A grinding force model and surface formation mechanism of cup wheels considering crystallographic orientation

Abstract

As typical two-phase materials, tungsten heavy alloys (WHAs) are widely used in industry owing to their excellent mechanical properties, which also challenge high-quality machining. Grinding can lead to a better machining quality. Prediction and evaluation of grinding forces are essential for grinding quality control and process optimization. This study proposes a flow stress model for the WHA considering the strain hardening, strain rate hardening, and thermal softening effects. The difference between the two phases of WHA was confirmed by calculating the Taylor factors, where the average Taylor factor of the W phase was 3.011 and that of the matrix phase was 3.414. Therefore, dislocations are more likely to be generated and aggregated in the matrix phase during grinding process. The mechanism of subsurface formation during the grinding of WHA was analyzed by transmission electron microscopy. The results show that the plastic deformation layer consists of the fine grain layer, the high density dislocation zone and the substrate.
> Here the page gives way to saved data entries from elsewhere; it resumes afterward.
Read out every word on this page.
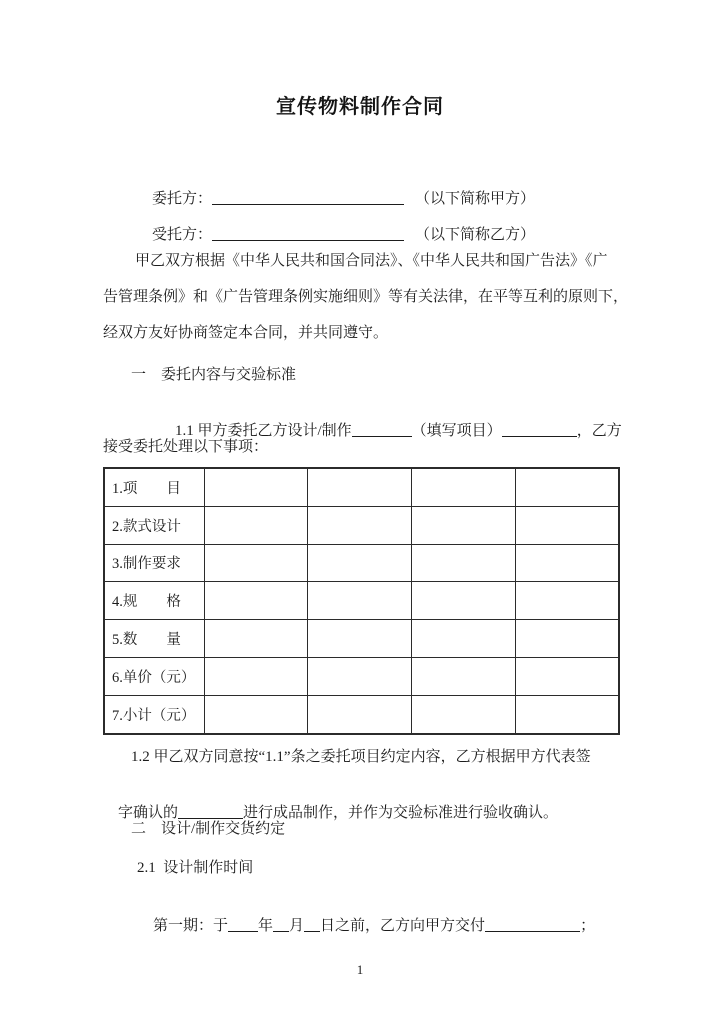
宣传物料制作合同

委托方：	（以下简称甲方）

受托方：	（以下简称乙方）

甲乙双方根据《中华人民共和国合同法》、《中华人民共和国广告法》《广
告管理条例》和《广告管理条例实施细则》等有关法律，在平等互利的原则下，
经双方友好协商签定本合同，并共同遵守。
一　委托内容与交验标准

1.1 甲方委托乙方设计/制作	（填写项目）	，乙方

接受委托处理以下事项：
1.项　　目				
2.款式设计				
3.制作要求				
4.规　　格				
5.数　　量				
6.单价（元）				
7.小计（元）				
1.2 甲乙双方同意按“1.1”条之委托项目约定内容，乙方根据甲方代表签

字确认的	进行成品制作，并作为交验标准进行验收确认。

二　设计/制作交货约定
2.1  设计制作时间

第一期：于 年 月 日之前，乙方向甲方交付	；

1
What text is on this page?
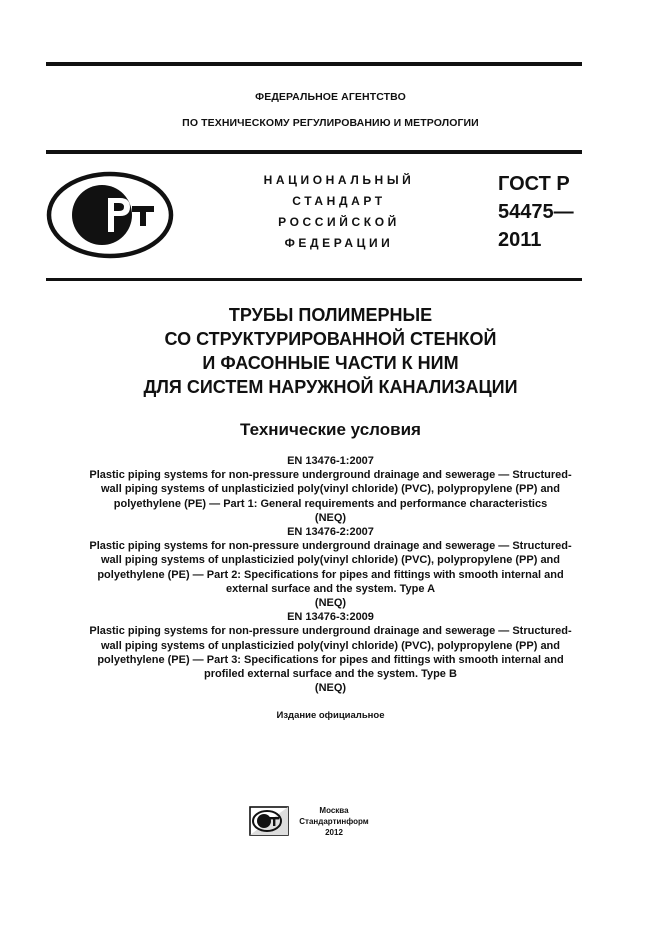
ФЕДЕРАЛЬНОЕ АГЕНТСТВО
ПО ТЕХНИЧЕСКОМУ РЕГУЛИРОВАНИЮ И МЕТРОЛОГИИ
НАЦИОНАЛЬНЫЙ
СТАНДАРТ
РОССИЙСКОЙ
ФЕДЕРАЦИИ
ГОСТ Р
54475—
2011
ТРУБЫ ПОЛИМЕРНЫЕ
СО СТРУКТУРИРОВАННОЙ СТЕНКОЙ
И ФАСОННЫЕ ЧАСТИ К НИМ
ДЛЯ СИСТЕМ НАРУЖНОЙ КАНАЛИЗАЦИИ
Технические условия
EN 13476-1:2007
Plastic piping systems for non-pressure underground drainage and sewerage — Structured-
wall piping systems of unplasticizied poly(vinyl chloride) (PVC), polypropylene (PP) and
polyethylene (PE) — Part 1: General requirements and performance characteristics
(NEQ)
EN 13476-2:2007
Plastic piping systems for non-pressure underground drainage and sewerage — Structured-
wall piping systems of unplasticizied poly(vinyl chloride) (PVC), polypropylene (PP) and
polyethylene (PE) — Part 2: Specifications for pipes and fittings with smooth internal and
external surface and the system. Type A
(NEQ)
EN 13476-3:2009
Plastic piping systems for non-pressure underground drainage and sewerage — Structured-
wall piping systems of unplasticizied poly(vinyl chloride) (PVC), polypropylene (PP) and
polyethylene (PE) — Part 3: Specifications for pipes and fittings with smooth internal and
profiled external surface and the system. Type B
(NEQ)
Издание официальное
Москва
Стандартинформ
2012
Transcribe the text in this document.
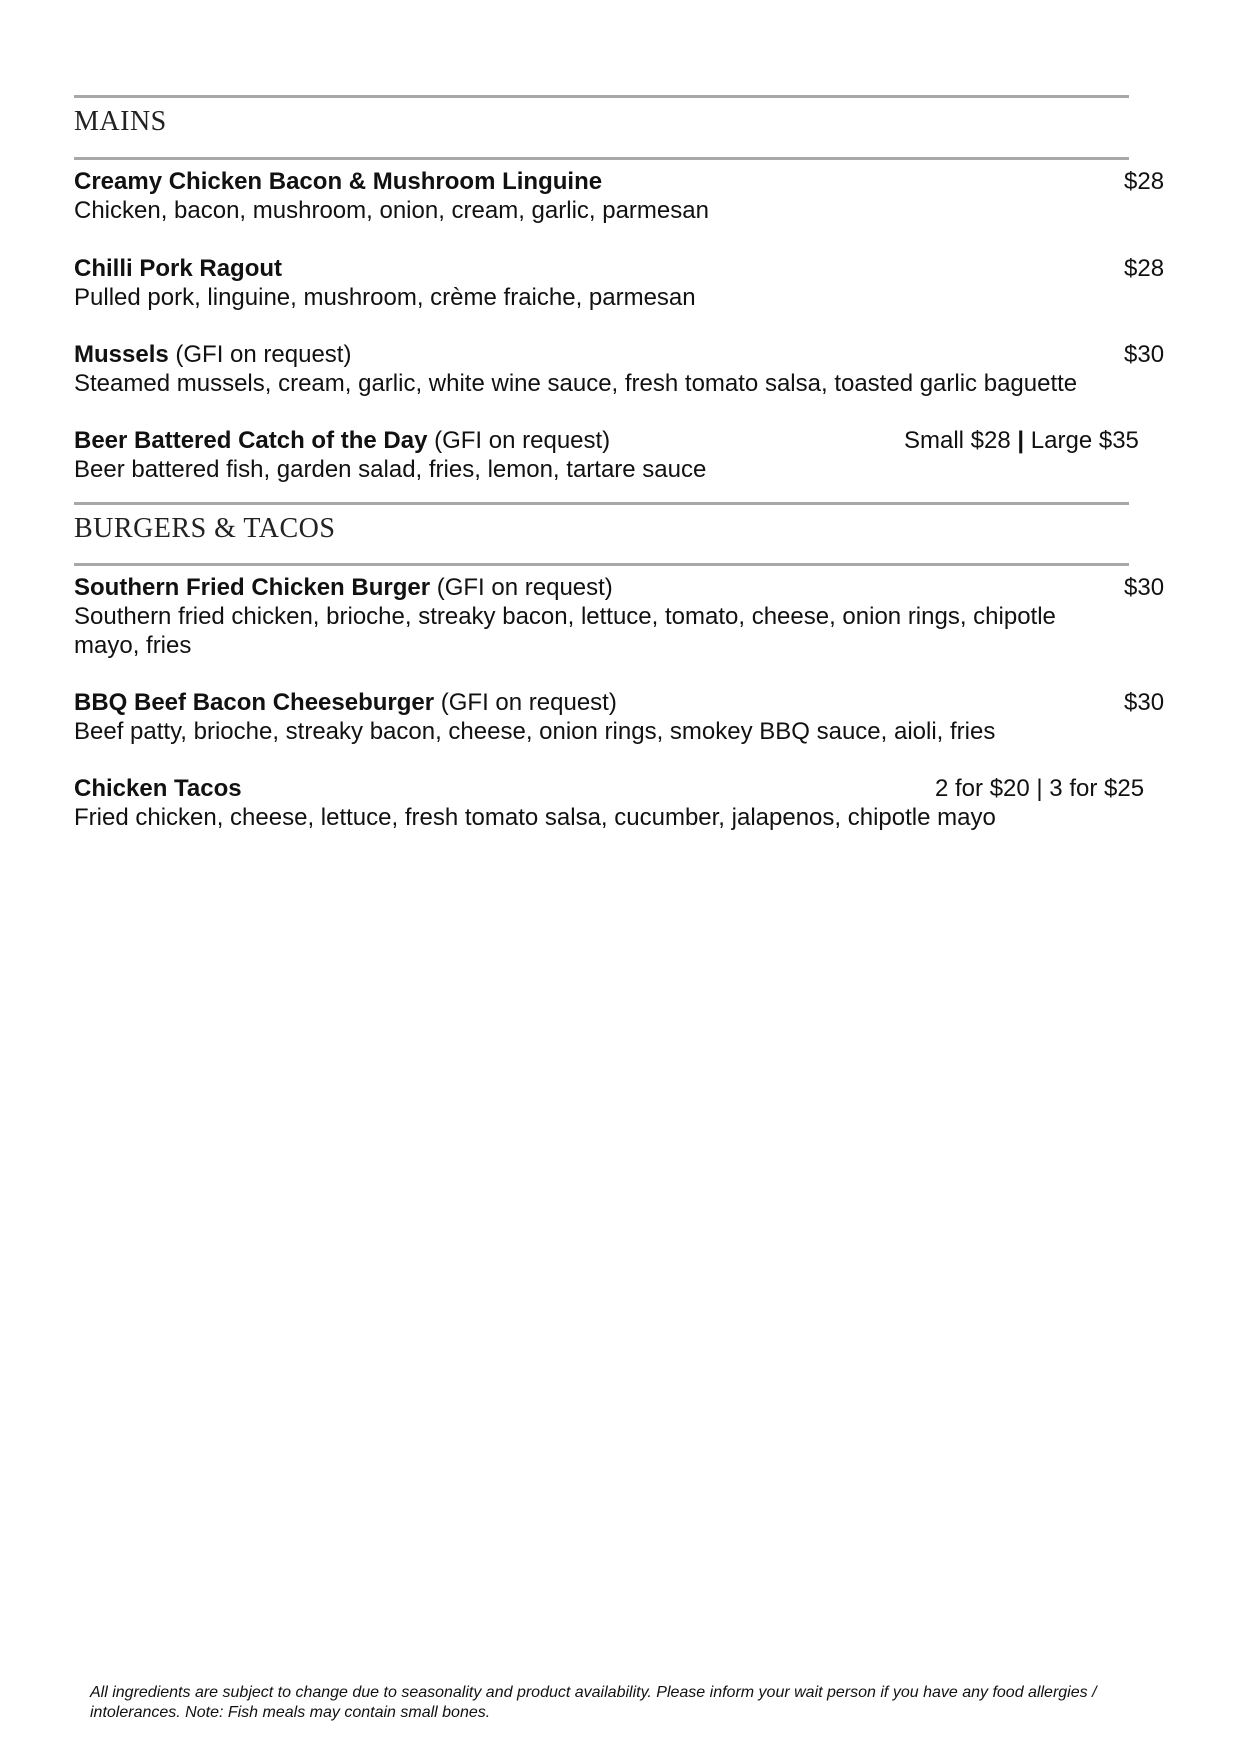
MAINS
Creamy Chicken Bacon & Mushroom Linguine
Chicken, bacon, mushroom, onion, cream, garlic, parmesan
$28
Chilli Pork Ragout
Pulled pork, linguine, mushroom, crème fraiche, parmesan
$28
Mussels (GFI on request)
Steamed mussels, cream, garlic, white wine sauce, fresh tomato salsa, toasted garlic baguette
$30
Beer Battered Catch of the Day (GFI on request)
Beer battered fish, garden salad, fries, lemon, tartare sauce
Small $28 | Large $35
BURGERS & TACOS
Southern Fried Chicken Burger (GFI on request)
Southern fried chicken, brioche, streaky bacon, lettuce, tomato, cheese, onion rings, chipotle
mayo, fries
$30
BBQ Beef Bacon Cheeseburger (GFI on request)
Beef patty, brioche, streaky bacon, cheese, onion rings, smokey BBQ sauce, aioli, fries
$30
Chicken Tacos
Fried chicken, cheese, lettuce, fresh tomato salsa, cucumber, jalapenos, chipotle mayo
2 for $20 | 3 for $25
All ingredients are subject to change due to seasonality and product availability. Please inform your wait person if you have any food allergies /
intolerances. Note: Fish meals may contain small bones.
A grinding force model for cup wheels in the vertical-spindle face grinding of WHA considering the grain orientation was developed, and the error between the model and experimental value was within 10%. This model can provide an in-depth understanding of the effects caused by the difference between the two phases during the grinding process, thus provide a theoretical basis for the realization of efficient and low-damage grinding of WHA and other composite materials.